俺の質問を無視してそそくさと部屋を出る。

「えっ、ちょっ―――」

「いってらっしゃいませ」

差し出された鞄を受け取り、後を追うように部屋を出た。




ライアンの歩くペースは速く、アリアでは付いていくのにやっとで話しかけることも出来ない。

必死に追いかけると、突然立ち止まったライアンぶつかりそうになった。


「着いたよ。よく君が座っているのは――あの辺りかな」

「······わかった」


呼吸を整えて中へ入ると、周りに挨拶しながら席へ向かう。座席指定ではないが、なんとなく同じような場所に座っていたらしい。


途中でイヤな視線を感じてそちらへ向くと――男子生徒と目があった。


「お前よく出てこれたな」

ニヤニヤと笑いながらそいつが近付いて来る。


(うわぁ······メンドクセー)


『酷く振られていたのにすごいわ』とか『私ならもう出てこれませんわ~』とか、クスクスと笑う声が聞こえる。

(あぁ······こういうことか)

どうやらアリアはこいつに振られたらしい。


隣ではライアンが肩を震わせている。

絶対こいつ面白がってるな。


「ごきげんよう」


満面の笑みで挨拶してやると、なにか勘違いしたらしい。

「なに嬉しそうな顔してんの。お前、まだ俺のこと――」


「いいえ、もう貴方に興味はないですから。自意識過剰なその言動はどうにかしたほうがよろしいかと」


バッサリ言い切る。まさか言い返されると思っていなかったのか目を丸くしたまま突っ立っていたので、無視して席に着いた。


(そうだよ、俺は男に興味はない!)


男じゃなくてもこいつは嫌だけど。アリアもこんな奴と付き合わなくてよかったよ。

これならまだライアンのほうがマシだと思う。



俺に続いて隣に座ったライアンはまだ肩を震わせている。

「おい!さっき言わなかったのコレだろ」

小声で話しかけると、同じように声を潜めたままライアンが返した。

「いや~、あいつ君が休んでいる間『俺に振られて落ち込んでるから学園に来れない』とか言ってたから·········くく。まさかこんな面白い展開になるなんて」



タイミングよく先生が来て授業が始まる。


後から聞いた話によると奴はうちの隣の領地を所有している侯爵令息で、アリアはいつも追いかけていたらしい。
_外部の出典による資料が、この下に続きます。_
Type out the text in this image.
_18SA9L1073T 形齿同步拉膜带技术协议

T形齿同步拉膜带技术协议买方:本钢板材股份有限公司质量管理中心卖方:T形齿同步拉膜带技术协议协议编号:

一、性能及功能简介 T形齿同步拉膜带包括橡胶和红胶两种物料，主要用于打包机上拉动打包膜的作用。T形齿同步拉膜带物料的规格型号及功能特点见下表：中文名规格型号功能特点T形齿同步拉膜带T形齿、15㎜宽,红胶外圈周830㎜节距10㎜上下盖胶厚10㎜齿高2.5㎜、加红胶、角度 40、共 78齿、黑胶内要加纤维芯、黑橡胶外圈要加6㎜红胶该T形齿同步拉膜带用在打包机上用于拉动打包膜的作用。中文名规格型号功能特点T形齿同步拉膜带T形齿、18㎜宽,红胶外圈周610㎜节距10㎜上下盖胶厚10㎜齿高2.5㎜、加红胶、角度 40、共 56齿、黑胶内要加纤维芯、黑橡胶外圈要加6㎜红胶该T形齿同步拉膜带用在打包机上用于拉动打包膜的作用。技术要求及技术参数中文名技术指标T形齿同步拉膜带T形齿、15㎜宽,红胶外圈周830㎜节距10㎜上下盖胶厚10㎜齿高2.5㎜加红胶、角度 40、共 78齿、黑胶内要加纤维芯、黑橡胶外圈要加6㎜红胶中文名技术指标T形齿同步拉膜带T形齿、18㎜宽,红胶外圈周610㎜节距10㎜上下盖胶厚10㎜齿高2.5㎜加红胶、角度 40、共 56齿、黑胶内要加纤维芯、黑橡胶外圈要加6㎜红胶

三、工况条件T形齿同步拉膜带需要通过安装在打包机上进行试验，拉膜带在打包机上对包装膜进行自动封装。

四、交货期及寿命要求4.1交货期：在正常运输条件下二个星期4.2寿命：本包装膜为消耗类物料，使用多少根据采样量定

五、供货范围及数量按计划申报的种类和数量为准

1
名前はロイ······なんとか。ムカつくから覚える気なし!


そして俺が転生した前日、アリアの勇気を振り絞った告白を『侯爵の俺様がお前と付き合うとかあり得ないから。まぁ2番目なら考えてやってもいい』って―――ふざけんな!爵位がなんだってんだよ!とライアンから説明された時はぶちギレ寸前だった。


「僕も同じ男として彼の言動は許せないね」と同意するライアンと意気投合した俺は、午後の実技の授業もなんとかやり過ごして放課後ソフィアと一緒に帰宅した。




「――って、なんでライアンも一緒?」

「気にしない、気にしない」


朝と同じ部屋に戻ってきた俺達は、なぜか一緒についてきたライアンと階段を上る。


「おかえり。あれ?ライアン君も一緒だね。一緒にお茶でもどうかな?」

廊下を歩いていると、ちょうど通りかかったロバートさんに声をかけられた。

ライアンはそのまま付いていき、俺は後で伺うことを告げて自室へ。


(あー、疲れたー)


部屋に入ると深い溜め息をついた。なかなか濃い一日だったと思う。


そして制服から部屋着に着替えるとロバートさんの部屋へ向かった。